Best way to parse json input?

I have json in a file in the format:

{
   events : [ {
       prop1 : val1,
       prop2 : val2
   }, {
      prop1 : val3,
      prop2 : val4
   } ]
}

I've tried multiline input with no success. I tried a mutate filter to remove the \n again with no success. It seems there are multiple ways of doing it but I can't get any of them to work.

Any help appreciated.

1 Like

You should be able to use json_lines here.
Can you provide your configs of what you tried?

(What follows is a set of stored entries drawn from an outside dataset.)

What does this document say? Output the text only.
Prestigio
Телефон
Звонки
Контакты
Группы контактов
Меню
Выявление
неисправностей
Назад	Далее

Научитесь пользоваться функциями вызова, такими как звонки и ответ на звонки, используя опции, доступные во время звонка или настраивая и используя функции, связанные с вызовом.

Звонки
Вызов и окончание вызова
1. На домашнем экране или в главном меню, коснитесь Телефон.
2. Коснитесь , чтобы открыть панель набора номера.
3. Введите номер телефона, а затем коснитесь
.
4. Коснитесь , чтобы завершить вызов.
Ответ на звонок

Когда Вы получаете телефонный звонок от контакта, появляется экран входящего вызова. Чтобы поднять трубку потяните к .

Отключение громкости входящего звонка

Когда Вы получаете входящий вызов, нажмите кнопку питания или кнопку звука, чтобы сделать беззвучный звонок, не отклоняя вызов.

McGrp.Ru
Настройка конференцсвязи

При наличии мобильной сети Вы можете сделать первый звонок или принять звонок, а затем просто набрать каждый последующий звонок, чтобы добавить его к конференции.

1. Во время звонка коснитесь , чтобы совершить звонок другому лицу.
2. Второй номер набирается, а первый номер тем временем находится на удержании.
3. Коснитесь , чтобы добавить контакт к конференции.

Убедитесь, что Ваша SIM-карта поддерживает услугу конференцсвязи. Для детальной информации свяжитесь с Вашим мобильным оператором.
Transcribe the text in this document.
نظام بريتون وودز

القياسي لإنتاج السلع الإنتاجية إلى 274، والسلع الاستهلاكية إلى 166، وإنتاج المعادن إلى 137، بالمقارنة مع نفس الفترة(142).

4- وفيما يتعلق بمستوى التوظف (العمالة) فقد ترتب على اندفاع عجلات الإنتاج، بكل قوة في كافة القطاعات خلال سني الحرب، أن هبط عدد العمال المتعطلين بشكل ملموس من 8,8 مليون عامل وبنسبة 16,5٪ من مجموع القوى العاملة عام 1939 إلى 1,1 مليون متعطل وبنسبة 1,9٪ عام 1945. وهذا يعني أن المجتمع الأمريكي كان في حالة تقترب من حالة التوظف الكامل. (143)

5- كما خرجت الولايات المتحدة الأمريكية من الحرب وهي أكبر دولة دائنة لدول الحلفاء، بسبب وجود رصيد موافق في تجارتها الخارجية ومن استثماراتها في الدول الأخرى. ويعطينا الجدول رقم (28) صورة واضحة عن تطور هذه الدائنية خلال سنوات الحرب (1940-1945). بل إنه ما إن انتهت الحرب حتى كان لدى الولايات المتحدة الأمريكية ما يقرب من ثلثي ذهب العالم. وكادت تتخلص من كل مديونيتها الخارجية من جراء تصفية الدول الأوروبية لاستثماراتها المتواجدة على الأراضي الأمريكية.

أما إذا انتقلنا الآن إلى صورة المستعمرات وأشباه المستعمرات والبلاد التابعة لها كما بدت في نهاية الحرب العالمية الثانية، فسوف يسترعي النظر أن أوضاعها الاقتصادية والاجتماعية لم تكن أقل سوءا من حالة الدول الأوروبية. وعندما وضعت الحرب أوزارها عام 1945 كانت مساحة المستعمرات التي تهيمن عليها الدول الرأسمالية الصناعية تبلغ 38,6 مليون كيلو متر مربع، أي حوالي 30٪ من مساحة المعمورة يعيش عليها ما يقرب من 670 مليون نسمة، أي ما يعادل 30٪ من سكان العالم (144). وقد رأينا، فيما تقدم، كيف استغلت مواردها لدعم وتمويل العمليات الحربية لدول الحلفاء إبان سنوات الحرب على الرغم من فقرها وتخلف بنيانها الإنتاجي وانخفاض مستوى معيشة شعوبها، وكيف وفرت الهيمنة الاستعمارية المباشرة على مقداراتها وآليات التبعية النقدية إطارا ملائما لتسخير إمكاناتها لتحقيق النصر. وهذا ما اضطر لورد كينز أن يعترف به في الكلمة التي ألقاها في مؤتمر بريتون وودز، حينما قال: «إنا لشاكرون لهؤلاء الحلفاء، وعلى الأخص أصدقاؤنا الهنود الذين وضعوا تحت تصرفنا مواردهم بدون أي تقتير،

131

I also expected json_lines to work, but not even this trivial example does:

$ cat test.config 
input { stdin { codec => json_lines } }
output { stdout { codec => rubydebug } }
$ cat data 
{
   "foo": "bar"
}
$ /opt/logstash/bin/logstash -f test.config < data
Logstash startup completed
{
       "message" => "{",
          "tags" => [
        [0] "_jsonparsefailure"
    ],
      "@version" => "1",
    "@timestamp" => "2015-09-23T05:47:37.345Z",
          "host" => "lnxmagnusbk"
}
A plugin had an unrecoverable error. Will restart this plugin.
  Plugin: <LogStash::Inputs::Stdin codec=><LogStash::Codecs::JSONLines charset=>"UTF-8">, debug=>false>
  Error: string not matched {:level=>:error}
Logstash shutdown completed

Reading the documentation I find it quite ambiguous, and comparing the source code with that of the json codec doesn't really help either. It seems the difference between json and json_lines is that the latter will wait for a newline character before attempting to unmarshal the data while the former just grabs and unmarshals whatever it can get its hands on.

Thanks for replying. My config is:

input{
  file{
    codec => json_lines
    sincedb_path => "dev/null"
    path => "file.json"
    start_position => "beginning"
  }
}
output{
  stdout{codec => ruby_debug}
}

But when I run "logstash --verbose -f file.conf" all I get is:

Registering file input {path=>["file.json"], :level=>:info}
Pipeline started {:level=>:info}
Logstash startup completed

Nothing else, file not processed.
I switched json_lines to json in my config and I get:

A plugin had an unrecoverable error. Will restart this plugin.
Plugin: &lt;LogStash::Inputs::File path=...
Error: string not matched {level=>:error}

I'm using Logstash-1.5.4.

This post seems to indicate theat json_lines does not work with file input: https://github.com/logstash-plugins/logstash-codec-json_lines/issues/7

Any ideas?

Based on https://gist.github.com/shurane/60eee09eeee15a50f289, I changed my config to:

input{
  exec{
    command => "cat file.json"
    codec => json_lines
    interval => 60
  }
}
output{
  stdout{codec => ruby_debug}
}

...with this result:

A plugin had an unrecoverable error. Will restart this plugin.
Plugin: <LogStash::Inputs::Exec command=>...
Error: string not matched {:level=>:error}
{
  "message" => "}{\r",
  "tags" => ...
}

Am I correct in thinking the json_lines codec looks for \n and is failing when it comes to a \r?

I actually don't think the json_lines codec supports the multiline JSON documents that you have. I suspect the codec is for single-line JSON documents delimited by newline characters.

Yeah I think you're right. I think I can get my data as one line (not pretty-printed) though so where does that leave me? What's the best input to use with single line json? Eventually I need to fetch the json through a REST service using something like http_poller but it doesn't seem to work for https (Does http_poller handle https?). In the meantime I have some of the json to test with, I'm just trying to get it into elasticsearch somehow. So far the file input with json_lines codec is out. I guess I'll try flattening the json to one line and try some other configs. Any tips appreciated!

I've made some progress. I reverted my file.json to its original, multiline format and changed my config to:

input{
  exec{
    command => "cat file.json"
    codec => json
    interval => 60
  }
}
output{
  stdout{codec => ruby_debug}
}

...and it processed the whole file. When I indexed it into elasticsearch though I see it created only one event. Not ideal because the document is a json object with an array of 1000 events. I'll see now if I can make it appear so in Kibana.

Found no way to view a single event containing multiple events in Kibana that made sense. I changed my data format from:

{
   events : [ {
       prop1 : val1,
       prop2 : val2
   }, {
      prop1 : val3,
      prop2 : val4
   } ]
}

... to a simple array rather than an object:

[ {
  prop1 : val1,
  prop2 : val2
}, {
  prop1 : val3,
  prop2 : val4
}]

... and the indexing worked properly, 1000 events!

I am having problems getting logstash to read a file containing a json array. What did your input configuration eventually look like to read in the array?

Thanks,

Nathan

Please start your own thread for this.

Hello,
Is there any chance to make it work as logstash service (background mode)? Because for me it only works in cmd (console). But after server restart it will not start automatically in console but only in services. But it can not parse json file in service mode. I am taking about windows now. Probably in Linux it can work in both cases.